Tant au niveau intercontinental qu’à travers l’Afrique, nous facilitons des dialogues multipartites qui reposent sur le principe d’engager tous les acteurs de l’écosystème numérique et de favoriser une représentation paritaire de leurs points de vue. Le prochain Forum multipartite D4D Hub Afrique-Europe, qui aura lieu dans dix jours, ne sera pas en reste. Une session co-organisée avec CONCORD, la Confédération européenne des ONG d’urgence et de développement, mettra en avant les visions de différents acteurs dans le but d’explorer les principaux défis et opportunités pour les femmes et les filles en Afrique et en Europe, et de contribuer aux réflexions sur une approche transformatrice et intersectionnelle à l’égalité numérique.

Au D4D Hub UA-UE nous sommes convaincu.e.s de l’importance de la promotion de modèles positifs qui célèbrent la diversité des filles et des jeunes femmes engagées dans le secteur du numérique. Pour cela, nous lançons aujourd’hui la campagne de communication #GirlsinD4D qui veut donner de la visibilité à de jeunes professionnelles inspirantes, en particulier celles qui œuvrent à faire progresser la coopération numérique entre l’Afrique et l’Europe.

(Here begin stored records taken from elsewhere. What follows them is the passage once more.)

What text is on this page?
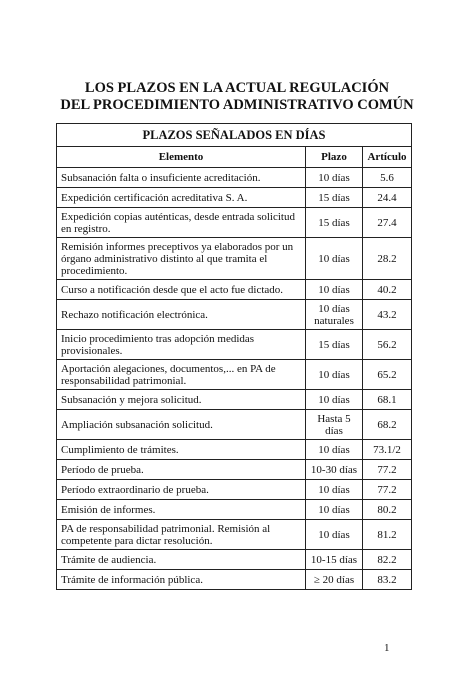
LOS PLAZOS EN LA ACTUAL REGULACIÓN
DEL PROCEDIMIENTO ADMINISTRATIVO COMÚN
PLAZOS SEÑALADOS EN DÍAS		
Elemento	Plazo	Artículo
Subsanación falta o insuficiente acreditación.	10 días	5.6
Expedición certificación acreditativa S. A.	15 días	24.4
Expedición copias auténticas, desde entrada solicitud en registro.	15 días	27.4
Remisión informes preceptivos ya elaborados por un órgano administrativo distinto al que tramita el procedimiento.	10 días	28.2
Curso a notificación desde que el acto fue dictado.	10 días	40.2
Rechazo notificación electrónica.	10 días naturales	43.2
Inicio procedimiento tras adopción medidas provisionales.	15 días	56.2
Aportación alegaciones, documentos,... en PA de responsabilidad patrimonial.	10 días	65.2
Subsanación y mejora solicitud.	10 días	68.1
Ampliación subsanación solicitud.	Hasta 5 días	68.2
Cumplimiento de trámites.	10 días	73.1/2
Período de prueba.	10-30 días	77.2
Período extraordinario de prueba.	10 días	77.2
Emisión de informes.	10 días	80.2
PA de responsabilidad patrimonial. Remisión al competente para dictar resolución.	10 días	81.2
Trámite de audiencia.	10-15 días	82.2
Trámite de información pública.	≥ 20 días	83.2
1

Nous avons hâte de mettre à l’honneur ces jeunes actrices du numérique à l’occasion de la Journée internationale des jeunes filles dans les TIC mais aussi dans les mois à suivre.

D’autres activités et initiatives également intéressantes se préparent. Nous espérons ainsi contribuer davantage aux engagements et efforts africains et européens en faveur d’une transition numérique réellement inclusive.

À propos de l’interviewée

Paola Cervo est la coordinatrice du D4D Hub UA-UE depuis janvier 2021. Elle a plus de 15 ans d’expérience dans le secteur du développement international, ayant accompagné institutions publiques, organisations internationales, ONG et start-up en Afrique et en Europe dans la mise en œuvre d’initiatives de développement inclusives et durables.